GUADALAJARA, 24 de marzo.
Este martes, el Ayuntamiento de Guadalajara ha dado un paso significativo al aprobar en la Junta de Gobierno una modificación en la ordenanza municipal de convivencia. Esta reforma, que actualiza un texto que llevaba en vigor desde 2009, introduce sanciones más severas para las conductas asociadas a la prostitución.

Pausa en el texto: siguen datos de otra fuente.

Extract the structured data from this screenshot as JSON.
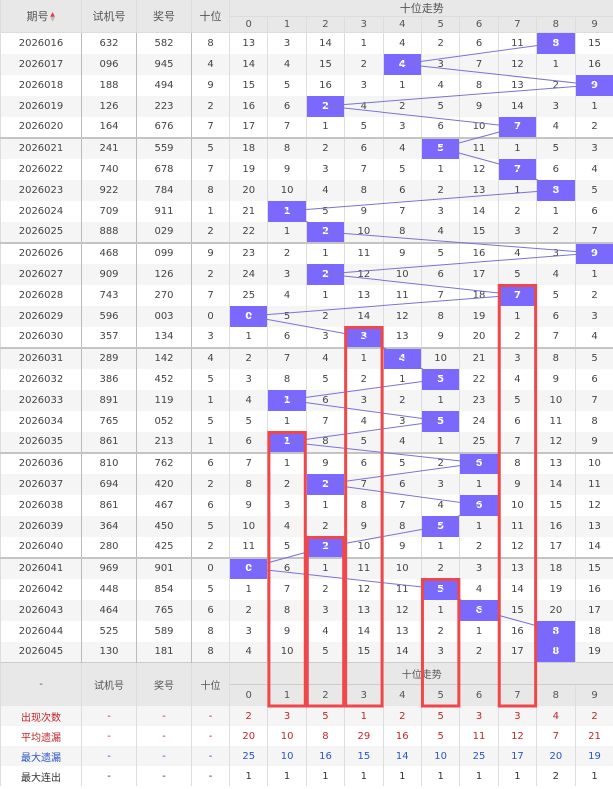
{
  "header": {
    "period": "期号",
    "test": "试机号",
    "prize": "奖号",
    "tens": "十位",
    "trend": "十位走势",
    "digits": [
      "0",
      "1",
      "2",
      "3",
      "4",
      "5",
      "6",
      "7",
      "8",
      "9"
    ]
  },
  "colors": {
    "hit": "#7b68ff",
    "line": "#7b72d6",
    "box": "#f0484a"
  },
  "rows": [
    {
      "period": "2026016",
      "test": "632",
      "prize": "582",
      "tens": "8",
      "cells": [
        13,
        3,
        14,
        1,
        4,
        2,
        6,
        11,
        8,
        15
      ]
    },
    {
      "period": "2026017",
      "test": "096",
      "prize": "945",
      "tens": "4",
      "cells": [
        14,
        4,
        15,
        2,
        4,
        3,
        7,
        12,
        1,
        16
      ]
    },
    {
      "period": "2026018",
      "test": "188",
      "prize": "494",
      "tens": "9",
      "cells": [
        15,
        5,
        16,
        3,
        1,
        4,
        8,
        13,
        2,
        9
      ]
    },
    {
      "period": "2026019",
      "test": "126",
      "prize": "223",
      "tens": "2",
      "cells": [
        16,
        6,
        2,
        4,
        2,
        5,
        9,
        14,
        3,
        1
      ]
    },
    {
      "period": "2026020",
      "test": "164",
      "prize": "676",
      "tens": "7",
      "cells": [
        17,
        7,
        1,
        5,
        3,
        6,
        10,
        7,
        4,
        2
      ]
    },
    {
      "period": "2026021",
      "test": "241",
      "prize": "559",
      "tens": "5",
      "cells": [
        18,
        8,
        2,
        6,
        4,
        5,
        11,
        1,
        5,
        3
      ]
    },
    {
      "period": "2026022",
      "test": "740",
      "prize": "678",
      "tens": "7",
      "cells": [
        19,
        9,
        3,
        7,
        5,
        1,
        12,
        7,
        6,
        4
      ]
    },
    {
      "period": "2026023",
      "test": "922",
      "prize": "784",
      "tens": "8",
      "cells": [
        20,
        10,
        4,
        8,
        6,
        2,
        13,
        1,
        8,
        5
      ]
    },
    {
      "period": "2026024",
      "test": "709",
      "prize": "911",
      "tens": "1",
      "cells": [
        21,
        1,
        5,
        9,
        7,
        3,
        14,
        2,
        1,
        6
      ]
    },
    {
      "period": "2026025",
      "test": "888",
      "prize": "029",
      "tens": "2",
      "cells": [
        22,
        1,
        2,
        10,
        8,
        4,
        15,
        3,
        2,
        7
      ]
    },
    {
      "period": "2026026",
      "test": "468",
      "prize": "099",
      "tens": "9",
      "cells": [
        23,
        2,
        1,
        11,
        9,
        5,
        16,
        4,
        3,
        9
      ]
    },
    {
      "period": "2026027",
      "test": "909",
      "prize": "126",
      "tens": "2",
      "cells": [
        24,
        3,
        2,
        12,
        10,
        6,
        17,
        5,
        4,
        1
      ]
    },
    {
      "period": "2026028",
      "test": "743",
      "prize": "270",
      "tens": "7",
      "cells": [
        25,
        4,
        1,
        13,
        11,
        7,
        18,
        7,
        5,
        2
      ]
    },
    {
      "period": "2026029",
      "test": "596",
      "prize": "003",
      "tens": "0",
      "cells": [
        0,
        5,
        2,
        14,
        12,
        8,
        19,
        1,
        6,
        3
      ]
    },
    {
      "period": "2026030",
      "test": "357",
      "prize": "134",
      "tens": "3",
      "cells": [
        1,
        6,
        3,
        3,
        13,
        9,
        20,
        2,
        7,
        4
      ]
    },
    {
      "period": "2026031",
      "test": "289",
      "prize": "142",
      "tens": "4",
      "cells": [
        2,
        7,
        4,
        1,
        4,
        10,
        21,
        3,
        8,
        5
      ]
    },
    {
      "period": "2026032",
      "test": "386",
      "prize": "452",
      "tens": "5",
      "cells": [
        3,
        8,
        5,
        2,
        1,
        5,
        22,
        4,
        9,
        6
      ]
    },
    {
      "period": "2026033",
      "test": "891",
      "prize": "119",
      "tens": "1",
      "cells": [
        4,
        1,
        6,
        3,
        2,
        1,
        23,
        5,
        10,
        7
      ]
    },
    {
      "period": "2026034",
      "test": "765",
      "prize": "052",
      "tens": "5",
      "cells": [
        5,
        1,
        7,
        4,
        3,
        5,
        24,
        6,
        11,
        8
      ]
    },
    {
      "period": "2026035",
      "test": "861",
      "prize": "213",
      "tens": "1",
      "cells": [
        6,
        1,
        8,
        5,
        4,
        1,
        25,
        7,
        12,
        9
      ]
    },
    {
      "period": "2026036",
      "test": "810",
      "prize": "762",
      "tens": "6",
      "cells": [
        7,
        1,
        9,
        6,
        5,
        2,
        6,
        8,
        13,
        10
      ]
    },
    {
      "period": "2026037",
      "test": "694",
      "prize": "420",
      "tens": "2",
      "cells": [
        8,
        2,
        2,
        7,
        6,
        3,
        1,
        9,
        14,
        11
      ]
    },
    {
      "period": "2026038",
      "test": "861",
      "prize": "467",
      "tens": "6",
      "cells": [
        9,
        3,
        1,
        8,
        7,
        4,
        6,
        10,
        15,
        12
      ]
    },
    {
      "period": "2026039",
      "test": "364",
      "prize": "450",
      "tens": "5",
      "cells": [
        10,
        4,
        2,
        9,
        8,
        5,
        1,
        11,
        16,
        13
      ]
    },
    {
      "period": "2026040",
      "test": "280",
      "prize": "425",
      "tens": "2",
      "cells": [
        11,
        5,
        2,
        10,
        9,
        1,
        2,
        12,
        17,
        14
      ]
    },
    {
      "period": "2026041",
      "test": "969",
      "prize": "901",
      "tens": "0",
      "cells": [
        0,
        6,
        1,
        11,
        10,
        2,
        3,
        13,
        18,
        15
      ]
    },
    {
      "period": "2026042",
      "test": "448",
      "prize": "854",
      "tens": "5",
      "cells": [
        1,
        7,
        2,
        12,
        11,
        5,
        4,
        14,
        19,
        16
      ]
    },
    {
      "period": "2026043",
      "test": "464",
      "prize": "765",
      "tens": "6",
      "cells": [
        2,
        8,
        3,
        13,
        12,
        1,
        6,
        15,
        20,
        17
      ]
    },
    {
      "period": "2026044",
      "test": "525",
      "prize": "589",
      "tens": "8",
      "cells": [
        3,
        9,
        4,
        14,
        13,
        2,
        1,
        16,
        8,
        18
      ]
    },
    {
      "period": "2026045",
      "test": "130",
      "prize": "181",
      "tens": "8",
      "cells": [
        4,
        10,
        5,
        15,
        14,
        3,
        2,
        17,
        8,
        19
      ]
    }
  ],
  "footer": {
    "dash": "-",
    "test": "试机号",
    "prize": "奖号",
    "tens": "十位",
    "trend": "十位走势",
    "stats": [
      {
        "label": "出现次数",
        "color": "red",
        "values": [
          2,
          3,
          5,
          1,
          2,
          5,
          3,
          3,
          4,
          2
        ]
      },
      {
        "label": "平均遗漏",
        "color": "red",
        "values": [
          20,
          10,
          8,
          29,
          16,
          5,
          11,
          12,
          7,
          21
        ]
      },
      {
        "label": "最大遗漏",
        "color": "blue",
        "values": [
          25,
          10,
          16,
          15,
          14,
          10,
          25,
          17,
          20,
          19
        ]
      },
      {
        "label": "最大连出",
        "color": "dark",
        "values": [
          1,
          1,
          1,
          1,
          1,
          1,
          1,
          1,
          2,
          1
        ]
      }
    ]
  }
}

Por primera vez, también se regulará el acceso indebido a las instalaciones deportivas municipales a través de multas.
La modificación, que surge de las áreas de Seguridad Ciudadana, Igualdad y Deportes, tiene como objetivo principal la lucha contra la explotación sexual. Entre las nuevas disposiciones, se incluirá una grave infracción sancionada con multas que oscilarán entre los 1.500 y 3.000 euros para quienes promuevan el consumo de prostitución, que abarca desde acercar clientes a zonas de explotación hasta fomentar el mercado sexual.
El concejal de Igualdad, Roberto Narro, ha enfatizado que esta modificación se ha llevado a cabo en respuesta a las solicitudes de la Mesa de la Trata, marcando un "cambio de paradigma" en la política, que ahora busca responsabilizar a los clientes en lugar de a las mujeres que se encuentran en situaciones de prostitución o trata. Además, se prohibirá cualquier tipo de publicidad que cosifique a las mujeres o que incentive el turismo sexual, tanto en medios impresos como en espacios públicos.
La nueva normativa también se enfoca en la protección de menores, asegurando que las actividades relacionadas con la prostitución se mantengan alejadas de lugares sensibles como escuelas y parques infantiles. Asimismo, se establece la obligación de la comunidad para colaborar en la identificación de posibles casos de explotación. La Policía Local, por su parte, obtendrá mayores herramientas para inspeccionar y actuar en lugares donde se sospechen estas prácticas.
Paralelamente, la ordenanza incluirá un capítulo dedicado a la regulación del uso de las instalaciones deportivas municipales, en respuesta a las demandas de trabajadores y usuarios que han vivido situaciones de acceso ilegal a estos recintos. La modificación permitirá sancionar a quienes vulneren estas normas, con multas que oscilarán entre 750 euros en los casos menos graves y hasta 3.000 euros en situaciones más serias, dependiendo de su gravedad.
Chema Antón, concejal de Seguridad Ciudadana, mencionó que esta reforma responde a un enfoque de eficacia, proporcionalidad y seguridad jurídica, tras un proceso de consulta pública realizado entre octubre y noviembre de 2025.
La ordenanza mantiene un carácter no confiscatorio, ofreciendo alternativas a las sanciones monetarias, como trabajos en beneficio de la comunidad o medidas educativas para menores. Después de ser aprobada en la Junta de Gobierno, el documento seguirá adelante en el proceso administrativo, transitando por la comisión correspondiente, su publicación en el Boletín Oficial de la Provincia y la aprobación final en pleno, con la esperanza de que entre en vigor en junio.